We are familiar with the central role of craving (Pali: tanha) in the dharma. The Buddha discussed three distinct kinds of craving. The first kind is the craving for sensual pleasure; the second is the “craving for existence”, or “craving to become” (bhava-tanha); the third kind is the craving for non-existence. At the Sangha this Sunday we undertook a more fine-grained analysis of the second kind of craving, “bhava-tanha“, and its impact on our lives and practice.

The literal translation of “tanha“, is “thirst”, and this translation points more clearly to the kind of craving in question here. Ajahn Sucitto comments,

Craving to be something is not a decision, it’s a reflex… So the result of craving to be solid and ongoing, to be a being that has a past and a future, together with the current wish to resolve the past and future, are combined to establish each individual’s present world as complex and unsteady. This thirst to be something keeps us reaching out for what isn’t here. And so we lose the inner balance that allows us to discern a here-and-now fulfillment in ourselves.

https://www.wisdomlib.org/definition/bhavatanha

We listened to the last part of a talk by Joseph Goldstein to scaffold our discussion.

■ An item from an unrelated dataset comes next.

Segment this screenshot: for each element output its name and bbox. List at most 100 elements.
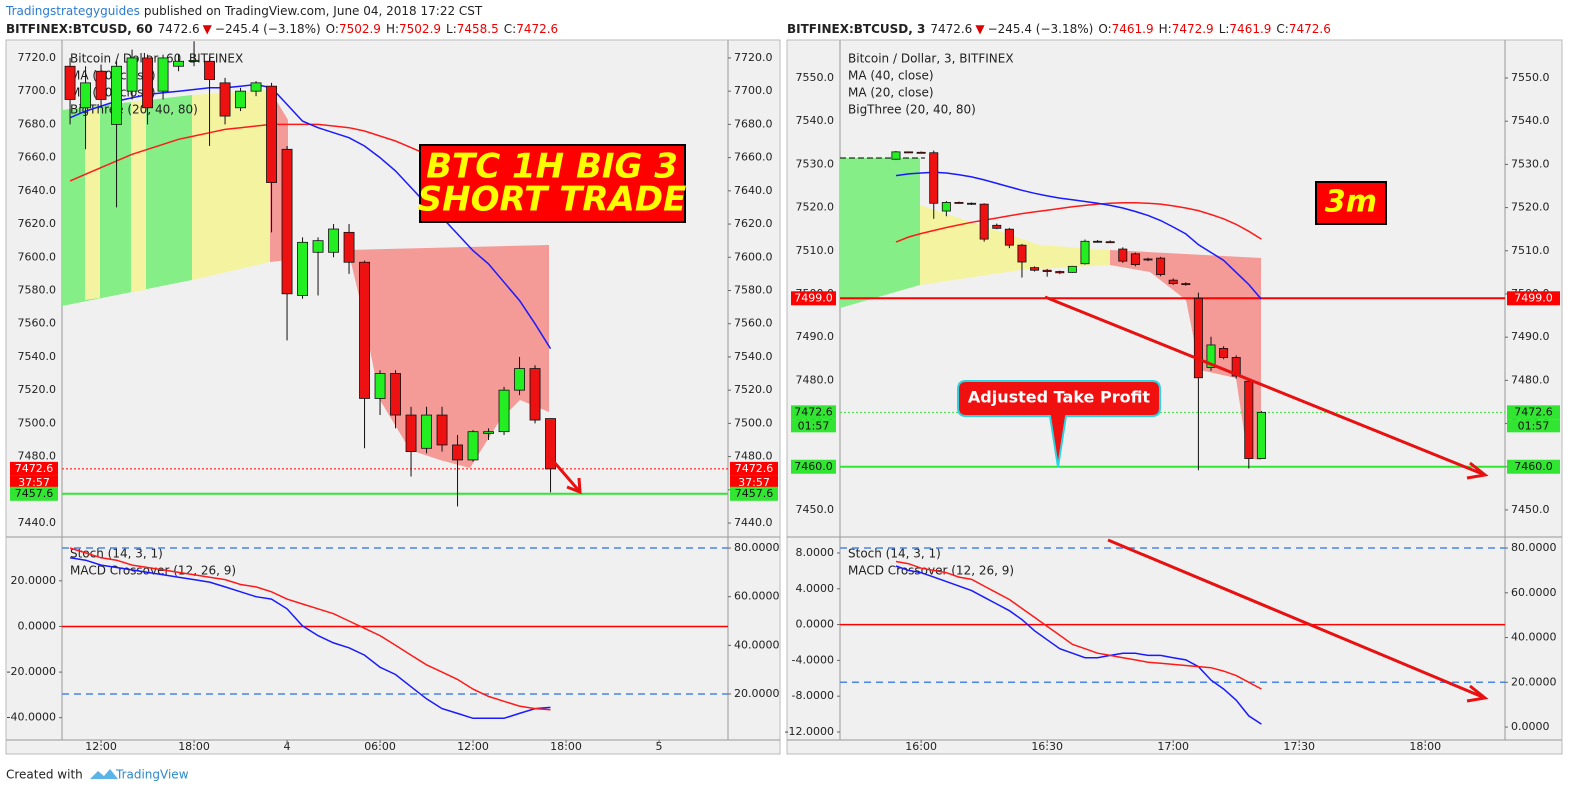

You can listen to the talk here:

https://dharmaseed.org/talks/54647/

Finally, Margaret read two quotes from the Dhammapada as translated by Gil Fronsdal,

“The craving of a person who lives negligently 
Spreads like a creeping vine.
Such a person leaps ever onward, 
Like a monkey seeking fruit in the forest.”

“Those attached to passion
Are caught in river [of their own making]
Like a spider caught in its own web.
But having cut even this, the wise set forth,,
Free from longing, abandoning all suffering.
Let go of the past, let go of the future,
Let go of the present.
Gone beyond becoming,
With the mind released in every way,
You do not again undergo birth and old age.”